Lo studio “Microplastics in marine mammal blubber, melon, & other tissues: Evidence of translocation” pubblicato online e che comparirà sulla versione cartacea di Environmental Pollution del 15 ottobre, ha tovato microscopiche particelle di plastica sono nei grassi e nei polmoni di due terzi dei mammiferi marini analizzati.  Il team di ricercatori del Duke University Marine Lab e del Department of ecology and evolutionary biology dell’iuniversità di Toronto dice che «La presenza di particelle e fibre polimeriche in questi animali suggerisce che le microplastiche possono uscire dal tratto digestivo e depositarsi nei tessuti».

I ricercatori statunitensi e canadesi sottolineano che «I danni che le microplastiche incorporate potrebbero causare ai mammiferi marini devono ancora essere determinati, ma la plastica è stata implicata da altri studi come possibili hormone mimics e interferenti endocrini».  L’autore corrispondente dello studio, Greg Merrill Jr. del Duke University Marine Lab, evidenzia che «Questo è un onere aggiuntivo oltre a tutto ciò che devono affrontare: cambiamento climatico, inquinamento, rumore, e ora non solo ingeriscono plastica e combattono con i grossi pezzi nello stomaco, ma vengono anche assorbiti al loro interno. Alcune parti della loro massa ora sono di plastica».

I campioni per realizzare questo studio sono stati acquisiti da 32 mammiferi marini  spiaggiati o raccolti per sla caccia indigena di sussistenza tra il 2000 e il 2021 in Alaska, California e North Carolina. Tra le 12 specie di animali esaminati c’è anche una foca barbata (Erignathus barbatus), che aveva anch’essa microplastica nei suoi tessuti.
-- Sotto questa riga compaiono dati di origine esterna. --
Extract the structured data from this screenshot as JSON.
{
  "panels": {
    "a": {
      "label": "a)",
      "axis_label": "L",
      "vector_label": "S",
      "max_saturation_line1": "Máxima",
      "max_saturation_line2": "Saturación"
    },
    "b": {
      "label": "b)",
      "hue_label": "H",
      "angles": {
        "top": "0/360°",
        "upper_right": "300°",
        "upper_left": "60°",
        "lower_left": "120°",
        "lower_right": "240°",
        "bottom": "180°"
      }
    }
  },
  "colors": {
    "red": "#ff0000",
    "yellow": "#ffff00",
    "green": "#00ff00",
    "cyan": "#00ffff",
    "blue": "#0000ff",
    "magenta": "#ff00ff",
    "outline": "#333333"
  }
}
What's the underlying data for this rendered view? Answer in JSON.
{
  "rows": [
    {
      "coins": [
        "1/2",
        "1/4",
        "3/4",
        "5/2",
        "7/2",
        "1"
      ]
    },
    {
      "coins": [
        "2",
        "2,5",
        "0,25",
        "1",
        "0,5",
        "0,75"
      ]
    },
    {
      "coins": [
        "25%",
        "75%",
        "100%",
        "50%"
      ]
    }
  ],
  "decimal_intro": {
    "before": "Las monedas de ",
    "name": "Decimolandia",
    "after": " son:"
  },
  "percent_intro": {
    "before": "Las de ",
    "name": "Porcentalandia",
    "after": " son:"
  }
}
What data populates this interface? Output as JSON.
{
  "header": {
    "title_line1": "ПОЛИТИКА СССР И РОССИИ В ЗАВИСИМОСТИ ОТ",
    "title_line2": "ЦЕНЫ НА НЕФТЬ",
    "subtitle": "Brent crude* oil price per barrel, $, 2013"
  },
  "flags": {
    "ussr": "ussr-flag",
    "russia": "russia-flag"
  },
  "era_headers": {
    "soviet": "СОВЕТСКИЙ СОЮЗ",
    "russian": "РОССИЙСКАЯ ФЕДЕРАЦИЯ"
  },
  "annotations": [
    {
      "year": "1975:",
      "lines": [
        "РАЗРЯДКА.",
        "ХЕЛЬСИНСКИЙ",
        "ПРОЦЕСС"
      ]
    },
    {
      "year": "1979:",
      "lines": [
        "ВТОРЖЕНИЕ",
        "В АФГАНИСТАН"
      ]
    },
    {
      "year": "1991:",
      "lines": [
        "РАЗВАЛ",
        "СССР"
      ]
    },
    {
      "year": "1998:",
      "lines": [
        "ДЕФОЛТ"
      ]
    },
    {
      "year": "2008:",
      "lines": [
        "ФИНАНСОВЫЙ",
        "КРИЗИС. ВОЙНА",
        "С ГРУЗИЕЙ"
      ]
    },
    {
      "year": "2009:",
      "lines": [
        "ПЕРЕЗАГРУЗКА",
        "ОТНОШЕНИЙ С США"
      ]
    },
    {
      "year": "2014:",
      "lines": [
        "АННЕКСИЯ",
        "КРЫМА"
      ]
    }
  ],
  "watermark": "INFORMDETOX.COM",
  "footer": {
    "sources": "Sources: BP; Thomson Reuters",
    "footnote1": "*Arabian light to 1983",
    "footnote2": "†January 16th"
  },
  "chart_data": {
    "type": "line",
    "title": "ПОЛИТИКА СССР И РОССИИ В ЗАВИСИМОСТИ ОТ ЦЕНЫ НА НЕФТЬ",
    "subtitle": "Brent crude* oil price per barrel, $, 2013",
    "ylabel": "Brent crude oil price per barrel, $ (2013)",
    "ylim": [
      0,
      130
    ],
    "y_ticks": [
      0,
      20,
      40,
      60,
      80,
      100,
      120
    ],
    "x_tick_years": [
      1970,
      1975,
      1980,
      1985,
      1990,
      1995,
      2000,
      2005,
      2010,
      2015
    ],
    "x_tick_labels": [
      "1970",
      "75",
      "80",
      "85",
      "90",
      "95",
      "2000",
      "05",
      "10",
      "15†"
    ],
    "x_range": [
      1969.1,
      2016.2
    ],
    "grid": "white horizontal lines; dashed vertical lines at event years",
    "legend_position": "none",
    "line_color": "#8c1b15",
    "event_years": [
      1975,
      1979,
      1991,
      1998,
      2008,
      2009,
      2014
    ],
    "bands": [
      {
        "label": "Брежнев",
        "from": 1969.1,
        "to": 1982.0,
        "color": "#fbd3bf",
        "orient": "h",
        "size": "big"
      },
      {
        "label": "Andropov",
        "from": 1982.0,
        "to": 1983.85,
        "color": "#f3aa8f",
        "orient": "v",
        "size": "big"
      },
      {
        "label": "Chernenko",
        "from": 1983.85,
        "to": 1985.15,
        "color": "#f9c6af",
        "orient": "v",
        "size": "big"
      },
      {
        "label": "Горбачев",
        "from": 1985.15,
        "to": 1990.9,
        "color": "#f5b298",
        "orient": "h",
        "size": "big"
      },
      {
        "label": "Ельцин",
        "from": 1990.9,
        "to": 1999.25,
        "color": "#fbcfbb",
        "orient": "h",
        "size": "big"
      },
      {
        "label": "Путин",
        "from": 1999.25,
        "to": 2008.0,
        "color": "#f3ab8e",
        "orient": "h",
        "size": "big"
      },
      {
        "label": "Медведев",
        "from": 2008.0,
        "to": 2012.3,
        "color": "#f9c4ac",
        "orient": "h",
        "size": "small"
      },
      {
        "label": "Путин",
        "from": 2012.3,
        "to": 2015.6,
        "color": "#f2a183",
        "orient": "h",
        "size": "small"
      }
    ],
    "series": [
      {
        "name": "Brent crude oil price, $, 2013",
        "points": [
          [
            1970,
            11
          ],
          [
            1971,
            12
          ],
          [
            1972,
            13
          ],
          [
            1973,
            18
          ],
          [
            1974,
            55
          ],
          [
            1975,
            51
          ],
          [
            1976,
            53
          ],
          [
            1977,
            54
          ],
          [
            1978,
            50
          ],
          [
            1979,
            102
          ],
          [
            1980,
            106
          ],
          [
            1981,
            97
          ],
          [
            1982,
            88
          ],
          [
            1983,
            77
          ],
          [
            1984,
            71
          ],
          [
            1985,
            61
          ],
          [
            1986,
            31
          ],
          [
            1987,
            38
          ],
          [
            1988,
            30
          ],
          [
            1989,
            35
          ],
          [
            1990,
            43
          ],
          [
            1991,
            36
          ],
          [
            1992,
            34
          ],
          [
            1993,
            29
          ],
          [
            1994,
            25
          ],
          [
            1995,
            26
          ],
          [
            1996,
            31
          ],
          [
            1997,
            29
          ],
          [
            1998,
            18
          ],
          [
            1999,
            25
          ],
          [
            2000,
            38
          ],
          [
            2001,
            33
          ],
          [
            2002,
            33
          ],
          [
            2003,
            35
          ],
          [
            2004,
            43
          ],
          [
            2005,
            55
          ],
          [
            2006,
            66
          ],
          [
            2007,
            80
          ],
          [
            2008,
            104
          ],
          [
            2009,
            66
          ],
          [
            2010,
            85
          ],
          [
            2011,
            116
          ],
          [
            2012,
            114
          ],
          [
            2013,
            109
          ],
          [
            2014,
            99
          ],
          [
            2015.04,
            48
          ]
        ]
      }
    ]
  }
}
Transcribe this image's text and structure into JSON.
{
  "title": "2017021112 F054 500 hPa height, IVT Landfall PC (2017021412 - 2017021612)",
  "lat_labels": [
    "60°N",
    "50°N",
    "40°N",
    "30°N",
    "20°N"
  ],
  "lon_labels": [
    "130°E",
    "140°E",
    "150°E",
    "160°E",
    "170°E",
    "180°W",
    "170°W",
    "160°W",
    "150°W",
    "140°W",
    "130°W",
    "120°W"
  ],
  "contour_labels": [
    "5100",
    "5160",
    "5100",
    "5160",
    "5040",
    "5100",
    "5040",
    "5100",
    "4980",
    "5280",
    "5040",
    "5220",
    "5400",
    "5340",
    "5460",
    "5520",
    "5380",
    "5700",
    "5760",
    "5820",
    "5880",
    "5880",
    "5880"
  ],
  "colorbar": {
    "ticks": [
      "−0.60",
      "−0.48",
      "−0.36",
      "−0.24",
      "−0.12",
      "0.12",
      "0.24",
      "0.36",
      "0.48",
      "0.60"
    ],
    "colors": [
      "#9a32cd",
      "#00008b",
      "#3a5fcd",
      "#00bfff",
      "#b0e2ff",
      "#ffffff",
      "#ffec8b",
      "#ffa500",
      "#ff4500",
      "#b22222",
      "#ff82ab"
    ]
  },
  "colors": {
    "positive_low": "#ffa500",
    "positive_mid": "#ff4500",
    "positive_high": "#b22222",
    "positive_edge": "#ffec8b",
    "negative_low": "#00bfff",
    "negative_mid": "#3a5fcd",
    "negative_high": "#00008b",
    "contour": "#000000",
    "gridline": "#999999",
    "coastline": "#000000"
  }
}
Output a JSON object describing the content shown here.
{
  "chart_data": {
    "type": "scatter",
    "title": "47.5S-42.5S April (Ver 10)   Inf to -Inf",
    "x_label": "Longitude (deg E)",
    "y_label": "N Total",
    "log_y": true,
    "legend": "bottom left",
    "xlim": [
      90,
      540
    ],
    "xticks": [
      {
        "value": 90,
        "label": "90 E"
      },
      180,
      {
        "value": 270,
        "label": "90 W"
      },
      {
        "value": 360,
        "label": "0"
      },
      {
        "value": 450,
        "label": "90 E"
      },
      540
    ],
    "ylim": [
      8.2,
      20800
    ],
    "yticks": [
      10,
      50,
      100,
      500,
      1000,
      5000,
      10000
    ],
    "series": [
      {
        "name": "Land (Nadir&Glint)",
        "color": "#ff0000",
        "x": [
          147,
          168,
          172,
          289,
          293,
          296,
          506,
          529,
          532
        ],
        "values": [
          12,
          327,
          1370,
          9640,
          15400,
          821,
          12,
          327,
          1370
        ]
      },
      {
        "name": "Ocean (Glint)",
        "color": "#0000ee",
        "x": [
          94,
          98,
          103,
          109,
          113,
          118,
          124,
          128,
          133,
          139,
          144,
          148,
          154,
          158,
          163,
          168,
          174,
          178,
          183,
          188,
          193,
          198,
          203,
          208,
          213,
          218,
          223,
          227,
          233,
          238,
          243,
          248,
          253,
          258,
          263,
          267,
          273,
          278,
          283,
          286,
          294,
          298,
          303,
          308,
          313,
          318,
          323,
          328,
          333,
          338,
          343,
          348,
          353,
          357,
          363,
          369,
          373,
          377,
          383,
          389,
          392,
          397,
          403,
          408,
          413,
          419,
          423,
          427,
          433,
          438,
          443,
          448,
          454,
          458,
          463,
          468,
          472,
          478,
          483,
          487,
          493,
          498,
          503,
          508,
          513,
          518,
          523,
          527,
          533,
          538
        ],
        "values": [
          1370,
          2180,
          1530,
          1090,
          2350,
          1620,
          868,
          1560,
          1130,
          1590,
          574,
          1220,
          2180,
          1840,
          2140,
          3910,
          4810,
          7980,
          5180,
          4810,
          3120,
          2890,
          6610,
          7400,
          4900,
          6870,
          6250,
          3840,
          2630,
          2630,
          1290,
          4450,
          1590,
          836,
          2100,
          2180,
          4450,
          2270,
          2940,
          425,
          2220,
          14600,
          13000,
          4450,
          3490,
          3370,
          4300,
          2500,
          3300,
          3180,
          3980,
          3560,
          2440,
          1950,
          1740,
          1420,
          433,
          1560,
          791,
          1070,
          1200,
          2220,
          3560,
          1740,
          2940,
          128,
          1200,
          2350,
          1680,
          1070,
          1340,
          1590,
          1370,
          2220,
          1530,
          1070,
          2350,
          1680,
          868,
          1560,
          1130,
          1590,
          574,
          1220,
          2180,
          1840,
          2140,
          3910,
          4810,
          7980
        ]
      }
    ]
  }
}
Alla Duke University spiegano che «Le materie plastiche sono attratte dai grassi – sono lipofile – e quindi si ritiene che siano facilmente attratte dal grasso, dal melone che produce il suono sulla fronte di un odontoceto e dai cuscinetti di grasso lungo la mascella inferiore che focalizzano il suono verso le orecchie interne dei cetacei. Lo studio ha campionato questi tre tipi di grassi più i polmoni e ha trovato la plastica in tutti e quattro i tessuti. Le particelle di plastica identificate nei tessuti variavano in media da 198 micron a 537 micron: un capello umano ha un diametro di circa 100 micron».

Merrill sottolinea che,«Oltre a qualsiasi minaccia chimica rappresentata dalla plastica, i pezzi di plastica possono anche strappare e abradere i tessuti. Ora che sappiamo che la plastica è in questi tessuti, stiamo osservando quale potrebbe essere l’impatto metabolico».

Per la fase successiva della sua ricerca di tesi, Merrill utilizzerà linee cellulari cresciute da tessuto di balena sottoposto a biopsia per eseguire test tossicologici sulle particelle di plastica. Ma intanto i ricercatori statuinitensi e canadesi hanno scoperto che  «Le fibre di poliestere, un comune sottoprodotto delle lavatrici, erano le più comuni nei campioni di tessuto, così come il polietilene, che è un componente dei contenitori per bevande. La plastica blu è stata quella con il colore più comune trovato in tutti e quattro i tipi di tessuto».

Uno studio pubblicato nel 2022 su Nature Communications ha stimato, sulla base delle concentrazioni note di microplastiche al largo della costa pacifica della California, che una balenottera azzurra (Balaenoptera musculus) che si nutre filtrando l’acqua, potrebbe inghiottire 95 libbre di rifiuti di plastica al giorno mentre cattura minuscole creature nella colonna d’acqua.

Merril conclude: «Anche balene e delfini che predano pesci e altri organismi più grandi potrebbero accumulare la plastica che si è accumulata negli animali che mangiano. Non abbiamo fatto i conti, ma la maggior parte delle microplastiche probabilmente passa attraverso l’intestino e viene defecata. Ma una parte di essa finisce nei tessuti degli animali. Per me, questo sottolinea solo l’ubiquità della plastica oceanica e la portata di questo problema. Alcuni di questi campioni risalgono al 2001 e sono l’esempio che questo accade da almeno 20 anni».